Chińska tenisistka Na Li wezwała władze sportowe w swoim kraju, aby dały sportowcom szansę poprowadzenia swoich karier bez konieczności stosowania się do sztywnych wytycznych rządowych.

Łukasz Roszak
Łukasz Roszak

Li stwierdziła, że nigdy nie zostałaby tenisistką, gdyby nie została do tego zmuszona. - Jeśli miałabym możliwość robienia tego co chciałam w dzieciństwie, to nie wybrałabym tenisa. To sport, do którego byłam zawsze popychana. Najpierw przez rodziców, później przez regionalnych i narodowych działaczy sportowych - wyznała na łamach chińskiej prasy.

Chińskim tenisistką na czele z Li udało się w zeszłym roku wyrwać spod kontroli rządowej. Teraz wzywa ona sportowców z innych dziedzin, aby walczyli o podobną wolność.

- Kocham obecną sytuację. W przeszłości regionalni i narodowi działacze sportowi aranżowali wszystko za ciebie. Nie miałeś żadnego wyboru, musiałeś stosować się do sztywnych wytycznych - powiedziała 27-letnia Chinka. - To bardzo ważne, aby mieć możliwość wyboru. Mówię to śmiertelnie poważnie - dodała.
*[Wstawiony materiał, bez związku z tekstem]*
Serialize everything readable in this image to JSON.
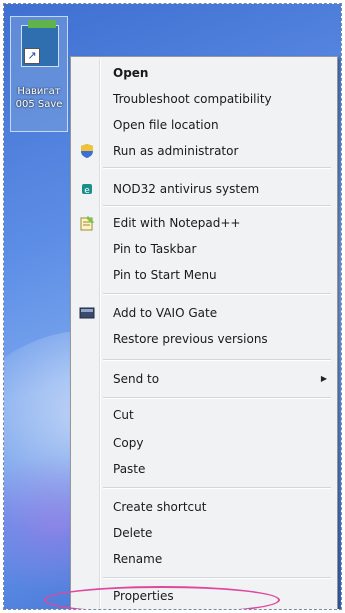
{
  "desktop": {
    "shortcut_caption": "Навигат 005 Save"
  },
  "menu": {
    "open": "Open",
    "troubleshoot": "Troubleshoot compatibility",
    "open_location": "Open file location",
    "run_admin": "Run as administrator",
    "nod32": "NOD32 antivirus system",
    "edit_notepad": "Edit with Notepad++",
    "pin_taskbar": "Pin to Taskbar",
    "pin_start": "Pin to Start Menu",
    "add_vaio": "Add to VAIO Gate",
    "restore": "Restore previous versions",
    "send_to": "Send to",
    "cut": "Cut",
    "copy": "Copy",
    "paste": "Paste",
    "create_shortcut": "Create shortcut",
    "delete": "Delete",
    "rename": "Rename",
    "properties": "Properties"
  },
  "colors": {
    "highlight": "#e0479e"
  }
}
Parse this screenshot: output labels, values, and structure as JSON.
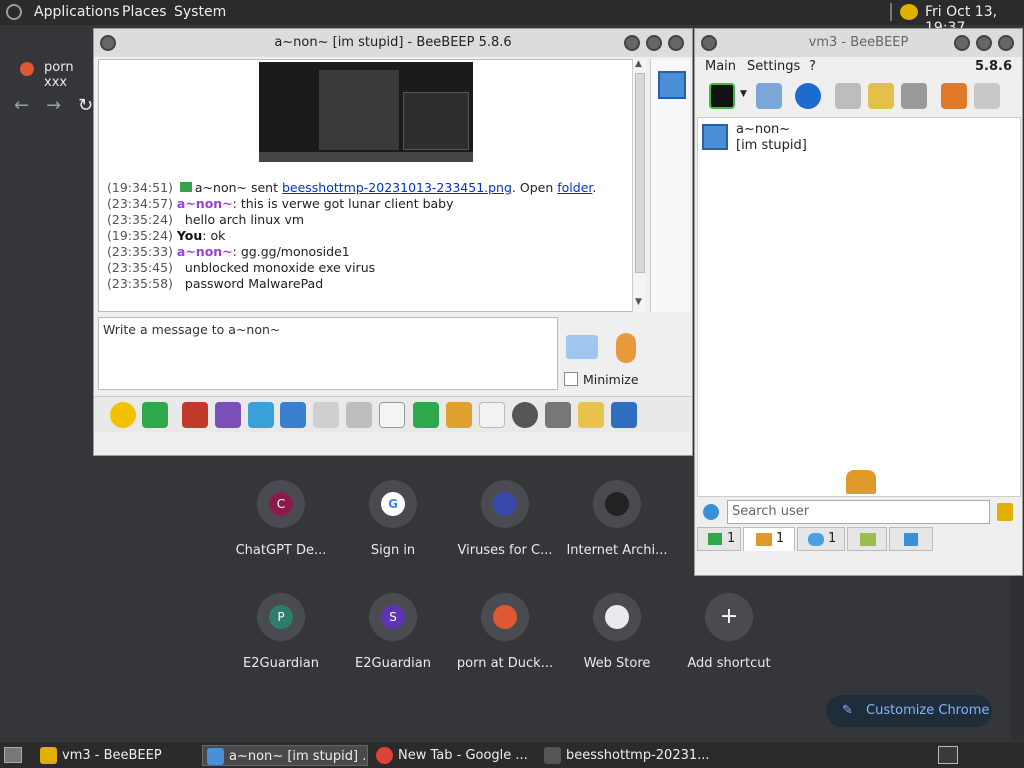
{
  "top_panel": {
    "applications": "Applications",
    "places": "Places",
    "system": "System",
    "clock": "Fri Oct 13, 19:37"
  },
  "chrome": {
    "tab_title": "porn xxx",
    "shortcuts": [
      {
        "label": "ChatGPT De...",
        "initial": "C",
        "color": "#8b1a4a"
      },
      {
        "label": "Sign in",
        "initial": "G",
        "color": "#ffffff"
      },
      {
        "label": "Viruses for C...",
        "initial": "",
        "color": "#3949ab"
      },
      {
        "label": "Internet Archi...",
        "initial": "",
        "color": "#222222"
      },
      {
        "label": "E2Guardian",
        "initial": "P",
        "color": "#2e7d6b"
      },
      {
        "label": "E2Guardian",
        "initial": "S",
        "color": "#5e35b1"
      },
      {
        "label": "porn at Duck...",
        "initial": "",
        "color": "#de5833"
      },
      {
        "label": "Web Store",
        "initial": "",
        "color": "#e8eaed"
      },
      {
        "label": "Add shortcut",
        "initial": "+",
        "color": "#4a4b50"
      }
    ],
    "customize_label": "Customize Chrome"
  },
  "chat_window": {
    "title": "a~non~ [im stupid] - BeeBEEP 5.8.6",
    "messages": [
      {
        "time": "(19:34:51)",
        "nick": "",
        "text": "a~non~ sent ",
        "link": "beesshottmp-20231013-233451.png",
        "after": ". Open ",
        "link2": "folder",
        "end": "."
      },
      {
        "time": "(23:34:57)",
        "nick": "a~non~",
        "text": ": this is verwe got lunar client baby"
      },
      {
        "time": "(23:35:24)",
        "nick": "",
        "text": "hello arch linux vm"
      },
      {
        "time": "(19:35:24)",
        "nick": "You",
        "text": ": ok"
      },
      {
        "time": "(23:35:33)",
        "nick": "a~non~",
        "text": ": gg.gg/monoside1"
      },
      {
        "time": "(23:35:45)",
        "nick": "",
        "text": "unblocked monoxide exe virus"
      },
      {
        "time": "(23:35:58)",
        "nick": "",
        "text": "password MalwarePad"
      }
    ],
    "input_placeholder": "Write a message to a~non~",
    "minimize_label": "Minimize"
  },
  "main_window": {
    "title": "vm3 - BeeBEEP",
    "menu": [
      "Main",
      "Settings",
      "?"
    ],
    "version": "5.8.6",
    "user_name": "a~non~",
    "user_status": "[im stupid]",
    "search_placeholder": "Search user",
    "tabs": [
      {
        "count": "1"
      },
      {
        "count": "1"
      },
      {
        "count": "1"
      },
      {
        "count": ""
      },
      {
        "count": ""
      }
    ]
  },
  "taskbar": {
    "items": [
      {
        "label": "vm3 - BeeBEEP"
      },
      {
        "label": "a~non~ [im stupid] ..."
      },
      {
        "label": "New Tab - Google ..."
      },
      {
        "label": "beesshottmp-20231..."
      }
    ]
  }
}
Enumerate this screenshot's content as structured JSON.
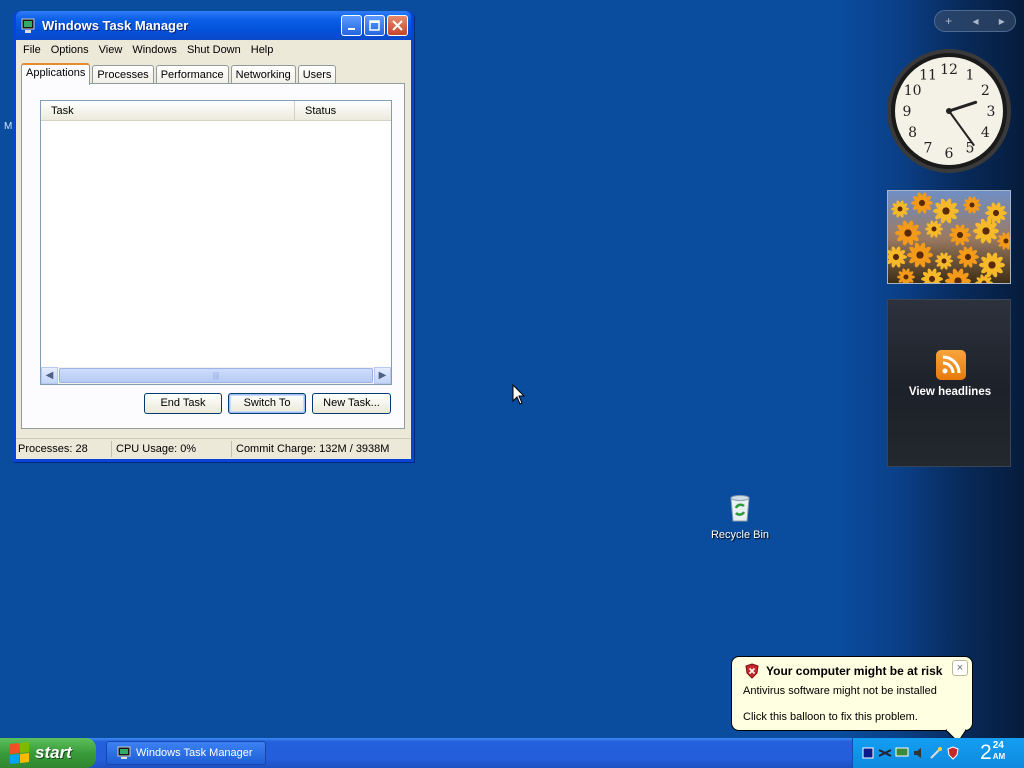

Chiński system sportowy to przykład starych komunistycznych reguł postępowania. Dzieci w młodym wieku są przydzielane do konkretnych dyscyplin, a następnie włączane do programów rozwijających talent. W większości przypadków są zmuszone opuścić dom, aby mieszkać i trenować z zespołami regionalnymi i narodowymi. Dużą część nagród pieniężnych zdobywanych przez młodych zawodników jest zabierana na rzecz administracji sportowej oraz trenerów opiekujących się sportowcami.

Choć model ten przynosi sukcesy (choćby medale podczas Igrzysk Olimpijskich w Pekinie), to jest szeroko krytykowany zarówno w kraju, jak i zagranicą ze względu na nastawienie na rezultaty, a nie dobro sportowców.